Our project took me to places where the true backbone of the United States still resides.  In order to get wood, we visited a pallet maker.  She builds them out of old cedar telephone poles by cutting them up with a giant band saw into planks that are then sized and nailed together.  It is really hard work.  She does them by herself.  She is off the grid.  Try as hard as you can, you probably won’t find her.

We picked up some metal strapping to hold the barrel together from a similar business that custom builds gates and metal fencing.  And, of course, we did the project back in a spot that is completely out of sight.  These are people who aren’t voting in the current election.  They’re busy working.

These are people, though, who are the first ones to jump to your aid, to defend their country and protect our rights as individuals.  There is no negotiation prior to doing these things.  The folks that magically make pallets full of food and beer and products appear in the stores don’t ask for anything more than the selling price of their products.  That’s it.  No handouts are requested, no free benefits are needed.  Helping someone is just exactly that.  You never hear “What’s in it for me?”  They already know the answer. 

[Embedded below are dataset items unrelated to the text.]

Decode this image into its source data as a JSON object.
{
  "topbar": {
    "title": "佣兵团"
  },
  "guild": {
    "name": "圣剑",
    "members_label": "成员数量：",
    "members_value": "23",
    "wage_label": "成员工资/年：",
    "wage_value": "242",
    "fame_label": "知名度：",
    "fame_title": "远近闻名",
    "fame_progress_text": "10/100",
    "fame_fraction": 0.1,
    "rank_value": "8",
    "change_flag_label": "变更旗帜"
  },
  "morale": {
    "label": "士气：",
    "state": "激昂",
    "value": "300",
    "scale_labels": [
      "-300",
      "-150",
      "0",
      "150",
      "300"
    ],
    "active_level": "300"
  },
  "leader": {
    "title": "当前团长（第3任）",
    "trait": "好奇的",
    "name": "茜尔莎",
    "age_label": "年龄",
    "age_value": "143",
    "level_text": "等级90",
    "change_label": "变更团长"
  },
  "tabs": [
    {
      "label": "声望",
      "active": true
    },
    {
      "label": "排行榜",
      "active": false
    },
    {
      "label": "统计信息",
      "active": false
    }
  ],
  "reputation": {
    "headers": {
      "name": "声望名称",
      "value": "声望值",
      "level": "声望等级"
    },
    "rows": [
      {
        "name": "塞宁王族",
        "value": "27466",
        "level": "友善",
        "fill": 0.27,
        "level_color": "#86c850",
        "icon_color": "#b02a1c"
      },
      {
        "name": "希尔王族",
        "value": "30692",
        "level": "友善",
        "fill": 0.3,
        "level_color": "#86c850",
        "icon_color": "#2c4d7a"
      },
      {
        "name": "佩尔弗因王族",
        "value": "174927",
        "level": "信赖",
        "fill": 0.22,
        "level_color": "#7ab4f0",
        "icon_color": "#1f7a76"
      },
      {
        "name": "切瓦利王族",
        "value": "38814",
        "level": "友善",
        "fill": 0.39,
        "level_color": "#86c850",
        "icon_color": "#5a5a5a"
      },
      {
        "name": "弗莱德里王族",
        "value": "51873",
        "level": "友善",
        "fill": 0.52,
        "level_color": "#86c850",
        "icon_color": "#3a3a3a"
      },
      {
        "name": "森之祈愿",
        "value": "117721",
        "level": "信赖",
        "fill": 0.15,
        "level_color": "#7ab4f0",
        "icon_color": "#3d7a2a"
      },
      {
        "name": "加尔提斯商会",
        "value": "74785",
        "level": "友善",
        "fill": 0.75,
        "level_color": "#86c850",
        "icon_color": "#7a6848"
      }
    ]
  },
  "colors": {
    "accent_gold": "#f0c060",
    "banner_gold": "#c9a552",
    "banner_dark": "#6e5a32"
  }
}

This is the backbone of the United States.  There are no races here and there is no difference between working men and working women.  Much of this backbone consists of immigrants and first generation U.S. citizens.  Their parents or grandparents studied and became U.S. citizens, and most were treated far worse than the immigrants of today.  They didn’t get welfare or free medical care and they had to take menial jobs to survive.  They learned to depend on their own resources because help was out of their price range.  Today they pretty much build our country. 

I really don’t think that most people realize just how amazing this subset of our country is.  They do still build things around here.  Pallets don’t come from pallet factories in Mexico.  Cabinets don’t all come from the sales floor at Home Depot.  Someone actually makes this stuff and then has to sell it.  Lettuce does not come from the lettuce factory.  And meat is not created already in the package.  Someone had to feed it, grow it and butcher it.  Those people aren’t well paid and they can’t afford a new iPhone every six months.  They pay for their own health insurance and don’t quite understand why we need free trade agreements with neighboring economies.  After all, we can build it ourselves if we put our minds to it. 

Ah, well.  Time to go home to my suburban house.  Time for a glass of wine while I sit and appreciate the fact that I crushed the grapes that made the wine.  With my feet.  Maybe.